In his first extensive comments since his widely criticized hosting gig, the actor tells Playboy that he felt “trapped” by bad material
Remember that disastrous Academy Awards show back in February?
Well, it wasn't James Franco's fault that he was a lousy host. In fact, he didn't even want the gig and acted dull on purpose.
Four months after a brief Twitter-fueled tiff in which he criticized Oscar writer Bruce Vilanch (and then made up with Vilanch the next day), Franco is in the August issue of Playboy magazine with his first in-depth comments about what was widely seen as a debacle of an Oscar show, with Franco's listless performance drawing near-unanimous scorn.
And there's nary a mea culpa to be found in Franco's comments, which repeatedly circle back to the same theme: I didn't write that stuff, and I did what I could with substandard material.
Oscar observers could be forgiven for thinking that Franco in fact did what he could to sabotage lackluster material by appearing dazed and confused while co-host Anne Hathaway was unnervingly chipper.
After the show, one staffer told TheWrap that Franco had been even more lethargic during rehearsals, leading staff members to hope that he was "saving it for the show" – while others said that the actor's performance was the object of some serious 11th-hour discussions among top show staffers, who knew his detached style presented a huge problem.
To read Franco comments in Playboy, though, he was simply a victim of bad writing, and a loyal deckhand who figured there was nothing to do but go down with the ship.
In fact, he uses that exact metaphor at one point, after saying that he considered himself "trapped" by the material.
"I felt, this is not my boat," he told Playboy's Stephen Rebello. "I'm just a passenger, but I'm going down and there's no way out."
Other tidbits from Franco's interview:
>> He didn't want to do the show, but he thought it'd take some of the pressure off Fox Searchlight's push to get him a Best Actor Oscar for "127 Hours," because "at the time I thought no one had won an Oscar the year they hosted the show." (He was mistaken: David Niven had.)
>> He figured he could handle the gig even though he was attending Yale and couldn't show up in L.A. until a few days before the show, because the Oscar host doesn't really have all that much to do. "They knew I could rehearse only on weekends because of school, but how much to you have to rehearse?"

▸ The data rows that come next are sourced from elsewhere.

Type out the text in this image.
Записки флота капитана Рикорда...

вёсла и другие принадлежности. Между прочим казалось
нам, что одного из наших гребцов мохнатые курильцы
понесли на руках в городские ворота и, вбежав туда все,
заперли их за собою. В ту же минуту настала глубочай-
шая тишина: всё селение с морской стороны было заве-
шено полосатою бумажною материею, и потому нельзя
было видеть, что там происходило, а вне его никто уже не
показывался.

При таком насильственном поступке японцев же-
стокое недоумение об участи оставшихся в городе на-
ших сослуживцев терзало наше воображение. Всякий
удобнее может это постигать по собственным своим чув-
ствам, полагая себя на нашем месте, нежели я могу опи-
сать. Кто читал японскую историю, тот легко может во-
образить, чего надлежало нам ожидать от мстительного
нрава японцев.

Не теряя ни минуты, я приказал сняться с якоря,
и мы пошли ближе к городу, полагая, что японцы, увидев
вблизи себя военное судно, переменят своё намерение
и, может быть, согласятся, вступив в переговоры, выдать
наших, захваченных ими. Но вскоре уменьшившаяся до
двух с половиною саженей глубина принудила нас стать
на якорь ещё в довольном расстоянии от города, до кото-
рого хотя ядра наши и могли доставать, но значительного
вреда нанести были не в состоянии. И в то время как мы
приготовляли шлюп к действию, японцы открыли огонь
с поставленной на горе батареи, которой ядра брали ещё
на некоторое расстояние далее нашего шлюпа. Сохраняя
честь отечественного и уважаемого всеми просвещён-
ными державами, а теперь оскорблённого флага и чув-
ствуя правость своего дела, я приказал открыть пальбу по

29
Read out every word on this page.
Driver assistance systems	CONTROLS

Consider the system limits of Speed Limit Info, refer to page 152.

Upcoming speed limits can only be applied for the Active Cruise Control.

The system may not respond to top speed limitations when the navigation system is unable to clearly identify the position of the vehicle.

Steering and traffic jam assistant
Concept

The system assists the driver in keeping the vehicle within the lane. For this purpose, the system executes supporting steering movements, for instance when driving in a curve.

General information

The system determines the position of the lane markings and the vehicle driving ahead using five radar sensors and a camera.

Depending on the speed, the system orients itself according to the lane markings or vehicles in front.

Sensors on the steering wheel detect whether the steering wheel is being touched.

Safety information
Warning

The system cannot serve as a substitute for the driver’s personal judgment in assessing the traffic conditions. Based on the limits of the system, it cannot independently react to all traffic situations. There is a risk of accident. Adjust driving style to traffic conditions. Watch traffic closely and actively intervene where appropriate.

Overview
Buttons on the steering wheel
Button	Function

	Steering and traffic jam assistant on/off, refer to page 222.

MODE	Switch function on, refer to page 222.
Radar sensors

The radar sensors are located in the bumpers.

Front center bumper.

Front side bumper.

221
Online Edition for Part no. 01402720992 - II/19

>> After first seeing the material, he told the show's producers, Bruce Cohen and Don Mischer, "I don't know why you hired me, because you haven't given me anything. I just don't think this stuff's going to be good."
>> He acted blasé on purpose. "I thought, Okay, Anne is going the enthusiastic route. I've been trained as an actor to respond to circumstances, to people I'm working with, and not to force anything. So I thought I would be the straight man and she could be the other, and that's how I was trying to do those lines."
>> He tweeted during the show as a "cutting-edge" way of reminding people that he didn't write the stuff he was saying.
>> Contrary to rumor, he wasn't high.
>> He didn't want to come onstage in drag, and in fact was so mad about that that he once planned to deliberately trip and fall when he came onstage. "Me in drag is not funny," he said.
>> When it comes to the writing staff, "there were a lot of cooks who shouldn’t have been cooking." And Judd Apatow wrote some funny stuff for the show that wasn't used.
>> But afterwards, Cohen told him that Steven Spielberg had called it "the best Oscars ever!"
That last comment reminded me of Allan Carr, who produced the even-more-disastrous 1989 Oscar show, and afterwards defended his own debacle by announcing that Ronald Reagan had called it "the best television show I've ever seen."
But the scariest part of the Franco interview isn't the Oscar material – which, after all, is old news at this point.
The unsettling thing is that Franco starts hitting many of the same notes when he talks about his upcoming film "Rise of the Planet of the Apes."
He says he "doesn't feel the same way" about the film that he feels about "Milk" or "127 Hours" … that he doesn't think of "Apes" as showing off his creativity … and that reshoots pushed the film in the direction of more action and less character development.
"I was just doing my job," he says, and later adds, "I was an actor for hire."
And then he adds, "critics will be out to kill this movie and blame me for it."
Hear that, critics? "Rise of the Planet of the Apes," it seems, belongs in the same category as the last Oscar show: if it isn't good, it isn't James Franco's fault.